Although there is something special about live theatre, movies can have a similar effect especially when seen on the big screen. I do remember when I saw the first Matrix film at the cinema I was so drawn into this other world they had created that I felt odd leaving the cinema and having to push myself back into the 'real' world.

And one two, three, I'm back in the real world and beyond. Finally I am reading Bill Bryson's 'A Short History of Nearly Everything'. I think it has been backwards and forwards across the Atlantic with me a couple of times, looks like Bill Bryson himself had the same problem. Well, not the travelling with me bit, but the going backwards and forwards across the Atlantic. It is proving to be a fascinating read. I never realised quite how crazy scientists can be. Newton, he tells us, 'once inserted a long needle into his eye socket and rubbed it around 'betwixt my eye and the bone as near to the backside of my eye as I could' ' I mean...come again? what the hell was all that about Newton you crazy guy? Not sure either how he could have done it or what he could have gained from it apart from a certain notoriety. Prolly something to tell the lads down the pub. Oh well.
And the earth has to spin at an incredible rate to turn completely in a 24 hour cycle, place actually does move (and of course the earth). And the earth moves round the sun at a startling rate and very soon it's the 6th of January again.

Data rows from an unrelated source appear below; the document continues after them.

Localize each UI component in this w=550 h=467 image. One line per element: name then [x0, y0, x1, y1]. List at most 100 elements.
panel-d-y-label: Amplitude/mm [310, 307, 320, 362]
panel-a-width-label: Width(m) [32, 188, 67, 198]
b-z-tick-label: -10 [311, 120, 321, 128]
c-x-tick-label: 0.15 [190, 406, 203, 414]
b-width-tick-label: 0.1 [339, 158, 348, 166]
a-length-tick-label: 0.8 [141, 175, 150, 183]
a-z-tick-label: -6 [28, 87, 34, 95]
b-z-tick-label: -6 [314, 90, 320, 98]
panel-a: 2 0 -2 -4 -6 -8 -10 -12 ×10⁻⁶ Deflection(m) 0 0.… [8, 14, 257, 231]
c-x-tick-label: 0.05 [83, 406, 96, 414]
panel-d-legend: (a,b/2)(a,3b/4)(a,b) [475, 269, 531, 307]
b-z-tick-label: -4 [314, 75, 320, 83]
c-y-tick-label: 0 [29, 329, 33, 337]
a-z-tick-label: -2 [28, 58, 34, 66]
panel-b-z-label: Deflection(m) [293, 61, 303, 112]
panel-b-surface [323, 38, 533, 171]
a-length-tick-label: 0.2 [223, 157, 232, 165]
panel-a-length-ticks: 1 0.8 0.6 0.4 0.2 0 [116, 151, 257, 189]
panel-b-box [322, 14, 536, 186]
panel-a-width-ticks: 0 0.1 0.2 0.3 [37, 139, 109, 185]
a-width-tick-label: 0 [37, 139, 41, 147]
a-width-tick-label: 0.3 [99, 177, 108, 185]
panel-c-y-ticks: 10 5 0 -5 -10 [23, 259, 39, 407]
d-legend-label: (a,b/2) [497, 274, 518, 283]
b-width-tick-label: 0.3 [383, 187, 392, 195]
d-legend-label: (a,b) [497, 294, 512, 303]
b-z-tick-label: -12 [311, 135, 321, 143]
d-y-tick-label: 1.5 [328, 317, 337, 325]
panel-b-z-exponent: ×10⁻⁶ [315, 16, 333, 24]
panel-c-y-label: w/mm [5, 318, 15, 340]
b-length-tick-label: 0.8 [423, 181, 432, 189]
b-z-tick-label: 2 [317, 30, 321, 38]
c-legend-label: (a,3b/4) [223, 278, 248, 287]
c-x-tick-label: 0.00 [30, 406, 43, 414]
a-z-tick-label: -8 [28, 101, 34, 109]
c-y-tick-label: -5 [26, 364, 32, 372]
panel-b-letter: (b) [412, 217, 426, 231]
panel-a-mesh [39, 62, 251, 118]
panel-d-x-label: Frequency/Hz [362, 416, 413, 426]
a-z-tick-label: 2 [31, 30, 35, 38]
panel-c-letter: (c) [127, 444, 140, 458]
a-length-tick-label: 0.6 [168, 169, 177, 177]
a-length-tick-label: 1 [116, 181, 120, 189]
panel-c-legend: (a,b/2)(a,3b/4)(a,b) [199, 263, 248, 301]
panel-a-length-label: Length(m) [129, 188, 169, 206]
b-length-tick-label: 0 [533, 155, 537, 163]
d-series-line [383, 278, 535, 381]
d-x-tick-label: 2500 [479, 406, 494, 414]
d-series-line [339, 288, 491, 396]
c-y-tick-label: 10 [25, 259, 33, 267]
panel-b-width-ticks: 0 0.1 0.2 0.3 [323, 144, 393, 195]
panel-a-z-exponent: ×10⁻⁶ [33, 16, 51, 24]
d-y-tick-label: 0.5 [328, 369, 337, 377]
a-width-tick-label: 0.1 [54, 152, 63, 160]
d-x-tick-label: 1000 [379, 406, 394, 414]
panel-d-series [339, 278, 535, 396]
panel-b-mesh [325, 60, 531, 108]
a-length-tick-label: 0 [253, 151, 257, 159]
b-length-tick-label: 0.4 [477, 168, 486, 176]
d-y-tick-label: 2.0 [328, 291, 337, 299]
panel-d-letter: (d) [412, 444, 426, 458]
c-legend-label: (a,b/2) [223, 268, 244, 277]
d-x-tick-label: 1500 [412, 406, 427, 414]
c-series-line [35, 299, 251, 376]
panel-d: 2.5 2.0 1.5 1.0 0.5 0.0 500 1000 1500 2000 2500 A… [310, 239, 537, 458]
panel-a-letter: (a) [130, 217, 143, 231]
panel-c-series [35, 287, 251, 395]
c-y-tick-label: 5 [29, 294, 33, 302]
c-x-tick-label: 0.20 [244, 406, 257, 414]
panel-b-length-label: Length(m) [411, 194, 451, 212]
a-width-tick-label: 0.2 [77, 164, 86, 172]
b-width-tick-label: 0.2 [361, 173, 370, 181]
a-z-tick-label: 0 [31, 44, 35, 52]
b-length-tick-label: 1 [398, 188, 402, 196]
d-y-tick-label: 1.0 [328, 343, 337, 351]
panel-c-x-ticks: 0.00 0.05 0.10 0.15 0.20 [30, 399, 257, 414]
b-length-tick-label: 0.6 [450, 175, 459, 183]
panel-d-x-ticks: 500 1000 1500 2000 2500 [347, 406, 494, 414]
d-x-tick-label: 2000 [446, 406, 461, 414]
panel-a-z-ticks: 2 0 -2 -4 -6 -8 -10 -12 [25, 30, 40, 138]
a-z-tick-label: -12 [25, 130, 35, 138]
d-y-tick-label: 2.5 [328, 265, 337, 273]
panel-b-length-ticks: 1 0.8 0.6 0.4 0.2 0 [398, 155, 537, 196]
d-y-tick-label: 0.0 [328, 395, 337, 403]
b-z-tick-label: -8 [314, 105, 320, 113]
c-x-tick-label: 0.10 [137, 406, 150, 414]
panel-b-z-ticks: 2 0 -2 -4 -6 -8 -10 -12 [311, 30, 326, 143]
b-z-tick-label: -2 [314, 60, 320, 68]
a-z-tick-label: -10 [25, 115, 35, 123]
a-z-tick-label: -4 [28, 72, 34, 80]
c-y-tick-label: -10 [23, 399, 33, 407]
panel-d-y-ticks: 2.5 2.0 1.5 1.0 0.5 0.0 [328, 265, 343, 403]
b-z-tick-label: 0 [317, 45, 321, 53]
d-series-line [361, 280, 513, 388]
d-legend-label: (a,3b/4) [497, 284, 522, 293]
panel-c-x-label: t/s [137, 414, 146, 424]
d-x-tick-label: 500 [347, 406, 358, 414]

The sixth of January, when we celebrate the arrival of wise men from the east who came to see the future king, the world changer, born in a stable in Bethlehem in Judaea. So the Jewish child, Jesus was shown to men from the east, at least one of whom must have been an astronomer/astrologer since they read the message in the stars and followed one. None of these men would have been Jews themselves and from the gifts they brought, they would have most likely been from the middle east.
Times of hope, times of change. Just like now.

2 comments:

Anonymous said...

That was a great book, quite amazing all the things he knows and the way he tells them. You should read a couple of his other books too, notes from a small island was great.

Anonymous said...

I totally loved this particular blog and could completely relate to your feelings about stage performances and also the wide screen movies. I love the Bard on the Beach and have been going since they first began and the seats are more comfortable now and the performances are more credible and you begin to relate to the actors as you see them in different roles. thank you. Anne Rayvals.